THE LOST SUMMER OF LOUISA MAY ALCOTT

By Kelly O'Connor McNees (Amy Einhorn/Putnam, 352 pages, $24.95)

I always had a hard time making a logical connection between homey, comfortable "Little Women," and its severe author, the unmarried daughter of the somewhat wacky transcendentalist Bronson Alcott. When I read about the life of Louisa May Alcott, it was all about deprivation and near-starvation at the failed commune of Fruitland. None of it jibed with the gentle Marmee and the strong-minded Jo eating apples in the garret and scribbling away at stories. Kelly O'Connor McNees sought to fill in that disconnect by writing this book, and I'm so glad she did. It's a charming novel, grounded in scholarship and fact but relying on imagination for the romance and fun. McNees discovered in reading biographies of Alcott that there was one summer about which very little was known -- the summer of 1855, right before Louisa went off to Boston to become a writer. Here, McNees gives us that summer, creating a bittersweet love affair for Louisa and presenting her with the choice of marriage or career. We already know which she chose -- there are all those lovely books -- and so McNees' challenge was to get us there in a believable and satisfying way. And so she did, with a Jo-like Louisa, awkward and coltish, uncomfortable with tenderness, so determined not to fall in love that when she does, she falls like a ton of bricks.
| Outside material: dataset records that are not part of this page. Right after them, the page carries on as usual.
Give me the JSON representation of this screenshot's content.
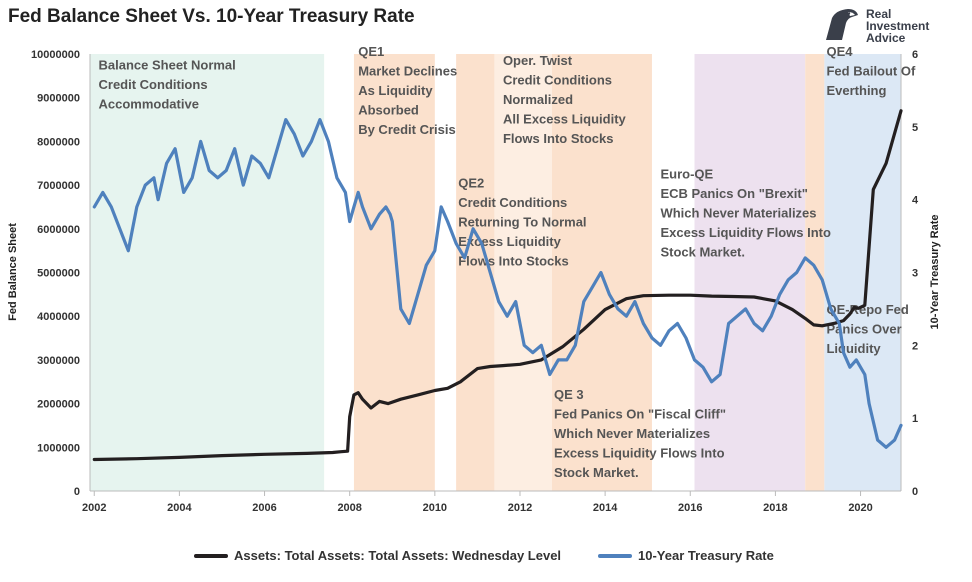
{
  "title": "Fed Balance Sheet Vs. 10-Year Treasury Rate",
  "logo": {
    "line1": "Real",
    "line2": "Investment",
    "line3": "Advice",
    "icon": "eagle-head-icon"
  },
  "chart_data": {
    "type": "line",
    "xlim": [
      2001.9,
      2020.95
    ],
    "x_ticks": [
      "2002",
      "2004",
      "2006",
      "2008",
      "2010",
      "2012",
      "2014",
      "2016",
      "2018",
      "2020"
    ],
    "ylabel_left": "Fed Balance Sheet",
    "ylabel_right": "10-Year Treasury Rate",
    "ylim_left": [
      0,
      10000000
    ],
    "ylim_right": [
      0,
      6
    ],
    "left_ticks": [
      "0",
      "1000000",
      "2000000",
      "3000000",
      "4000000",
      "5000000",
      "6000000",
      "7000000",
      "8000000",
      "9000000",
      "10000000"
    ],
    "right_ticks": [
      "0",
      "1",
      "2",
      "3",
      "4",
      "5",
      "6"
    ],
    "grid": false,
    "legend_position": "bottom",
    "shaded_periods": [
      {
        "x0": 2001.9,
        "x1": 2007.4,
        "color": "#e6f4ef"
      },
      {
        "x0": 2008.1,
        "x1": 2010.0,
        "color": "#fbe1cd"
      },
      {
        "x0": 2010.5,
        "x1": 2011.4,
        "color": "#fbe1cd"
      },
      {
        "x0": 2011.4,
        "x1": 2012.75,
        "color": "#fdeee2"
      },
      {
        "x0": 2012.75,
        "x1": 2015.1,
        "color": "#fbe1cd"
      },
      {
        "x0": 2016.1,
        "x1": 2018.7,
        "color": "#ede1ef"
      },
      {
        "x0": 2018.7,
        "x1": 2019.15,
        "color": "#fbe1cd"
      },
      {
        "x0": 2019.15,
        "x1": 2020.95,
        "color": "#dce8f5"
      }
    ],
    "annotations": [
      {
        "id": "balance-normal",
        "x": 2002.1,
        "y": 9650000,
        "lines": [
          "Balance Sheet Normal",
          "Credit Conditions",
          "Accommodative"
        ]
      },
      {
        "id": "qe1",
        "x": 2008.2,
        "y": 9950000,
        "lines": [
          "QE1",
          "Market Declines",
          "As Liquidity",
          "Absorbed",
          "By Credit Crisis"
        ]
      },
      {
        "id": "operation-twist",
        "x": 2011.6,
        "y": 9750000,
        "lines": [
          "Oper. Twist",
          "Credit Conditions",
          "Normalized",
          "All Excess Liquidity",
          "Flows Into Stocks"
        ]
      },
      {
        "id": "qe2",
        "x": 2010.55,
        "y": 6950000,
        "lines": [
          "QE2",
          "Credit Conditions",
          "Returning To Normal",
          "Excess Liquidity",
          "Flows Into Stocks"
        ]
      },
      {
        "id": "euro-qe",
        "x": 2015.3,
        "y": 7150000,
        "lines": [
          "Euro-QE",
          "ECB Panics On \"Brexit\"",
          "Which Never Materializes",
          "Excess Liquidity Flows Into",
          "Stock Market."
        ]
      },
      {
        "id": "qe4",
        "x": 2019.2,
        "y": 9950000,
        "lines": [
          "QE4",
          "Fed Bailout Of",
          "Everthing"
        ]
      },
      {
        "id": "qe-repo",
        "x": 2019.2,
        "y": 4050000,
        "lines": [
          "QE-Repo Fed",
          "Panics Over",
          "Liquidity"
        ]
      },
      {
        "id": "qe3",
        "x": 2012.8,
        "y": 2100000,
        "lines": [
          "QE 3",
          "Fed Panics On \"Fiscal Cliff\"",
          "Which Never Materializes",
          "Excess Liquidity Flows Into",
          "Stock Market."
        ]
      }
    ],
    "series": [
      {
        "name": "Assets: Total Assets: Total Assets: Wednesday Level",
        "axis": "left",
        "color": "#231f20",
        "x": [
          2002.0,
          2003.0,
          2004.0,
          2005.0,
          2006.0,
          2007.0,
          2007.6,
          2007.8,
          2007.95,
          2008.0,
          2008.1,
          2008.2,
          2008.3,
          2008.5,
          2008.7,
          2008.9,
          2009.2,
          2009.6,
          2010.0,
          2010.3,
          2010.6,
          2011.0,
          2011.3,
          2011.6,
          2012.0,
          2012.5,
          2013.0,
          2013.5,
          2014.0,
          2014.5,
          2014.9,
          2015.5,
          2016.0,
          2016.5,
          2017.0,
          2017.5,
          2018.0,
          2018.4,
          2018.7,
          2018.9,
          2019.1,
          2019.4,
          2019.6,
          2019.75,
          2019.85,
          2019.95,
          2020.1,
          2020.3,
          2020.6,
          2020.95
        ],
        "values": [
          720000,
          740000,
          770000,
          810000,
          840000,
          860000,
          880000,
          900000,
          910000,
          1700000,
          2200000,
          2250000,
          2100000,
          1900000,
          2050000,
          2000000,
          2100000,
          2200000,
          2300000,
          2350000,
          2500000,
          2800000,
          2850000,
          2870000,
          2900000,
          3000000,
          3300000,
          3700000,
          4150000,
          4400000,
          4470000,
          4480000,
          4480000,
          4460000,
          4450000,
          4440000,
          4350000,
          4150000,
          3950000,
          3800000,
          3780000,
          3840000,
          3900000,
          4050000,
          4200000,
          4180000,
          4250000,
          6900000,
          7500000,
          8700000
        ]
      },
      {
        "name": "10-Year Treasury Rate",
        "axis": "right",
        "color": "#4f81bd",
        "x": [
          2002.0,
          2002.2,
          2002.4,
          2002.6,
          2002.8,
          2003.0,
          2003.2,
          2003.4,
          2003.5,
          2003.7,
          2003.9,
          2004.1,
          2004.3,
          2004.5,
          2004.7,
          2004.9,
          2005.1,
          2005.3,
          2005.5,
          2005.7,
          2005.9,
          2006.1,
          2006.3,
          2006.5,
          2006.7,
          2006.9,
          2007.1,
          2007.3,
          2007.5,
          2007.7,
          2007.9,
          2008.0,
          2008.1,
          2008.2,
          2008.3,
          2008.5,
          2008.7,
          2008.85,
          2008.95,
          2009.0,
          2009.2,
          2009.4,
          2009.6,
          2009.8,
          2010.0,
          2010.15,
          2010.3,
          2010.5,
          2010.7,
          2010.9,
          2011.1,
          2011.3,
          2011.5,
          2011.7,
          2011.9,
          2012.1,
          2012.3,
          2012.5,
          2012.7,
          2012.9,
          2013.1,
          2013.3,
          2013.5,
          2013.7,
          2013.9,
          2014.1,
          2014.3,
          2014.5,
          2014.7,
          2014.9,
          2015.1,
          2015.3,
          2015.5,
          2015.7,
          2015.9,
          2016.1,
          2016.3,
          2016.5,
          2016.7,
          2016.9,
          2017.1,
          2017.3,
          2017.5,
          2017.7,
          2017.9,
          2018.1,
          2018.3,
          2018.5,
          2018.7,
          2018.9,
          2019.1,
          2019.3,
          2019.5,
          2019.6,
          2019.75,
          2019.9,
          2020.1,
          2020.2,
          2020.4,
          2020.6,
          2020.8,
          2020.95
        ],
        "values": [
          3.9,
          4.1,
          3.9,
          3.6,
          3.3,
          3.9,
          4.2,
          4.3,
          4.0,
          4.5,
          4.7,
          4.1,
          4.3,
          4.8,
          4.4,
          4.3,
          4.4,
          4.7,
          4.2,
          4.6,
          4.5,
          4.3,
          4.7,
          5.1,
          4.9,
          4.6,
          4.8,
          5.1,
          4.8,
          4.3,
          4.1,
          3.7,
          3.9,
          4.1,
          3.9,
          3.6,
          3.8,
          3.9,
          3.8,
          3.7,
          2.5,
          2.3,
          2.7,
          3.1,
          3.3,
          3.9,
          3.7,
          3.4,
          3.2,
          3.6,
          3.4,
          3.0,
          2.6,
          2.4,
          2.6,
          2.0,
          1.9,
          2.0,
          1.6,
          1.8,
          1.8,
          2.0,
          2.6,
          2.8,
          3.0,
          2.7,
          2.5,
          2.4,
          2.6,
          2.3,
          2.1,
          2.0,
          2.2,
          2.3,
          2.1,
          1.8,
          1.7,
          1.5,
          1.6,
          2.3,
          2.4,
          2.5,
          2.3,
          2.2,
          2.4,
          2.7,
          2.9,
          3.0,
          3.2,
          3.1,
          2.9,
          2.5,
          2.3,
          1.9,
          1.7,
          1.8,
          1.6,
          1.2,
          0.7,
          0.6,
          0.7,
          0.9
        ]
      }
    ]
  }
}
LAURIE HERTZEL, BOOKS EDITOR

SECRET DAUGHTER

By Shilpi Somaya Gowda (William Morrow, 346 pages, $23.99)

Some of the best contemporary novels about families and what it means to be American are being written by Indian- or Pakistani-Americans, many of them women. I've read and admired a lot of them lately, and "Secret Daughter," Californian Shilpi Somaya Gowda's debut, is my favorite. It's the story of Asha, the adopted daughter of two California doctors who have created a somewhat shaky bicultural family, and her search for her roots in India. Though Gowda's writing is occasionally a little stilted and talky, her novel is captivating and ultimately very wise. Spanning 23 years and two continents, it alternates between telling the impressively complicated stories of Asha's extended adoptive family and of her birth parents in India. The scenes set in the remote Indian village of Asha's birth and in the slums of Mumbai, especially those focused on Asha's illiterate and courageous birth mother, Kavita, are especially vivid and heart-rending. This novel travels far in the world, and deep into the human heart.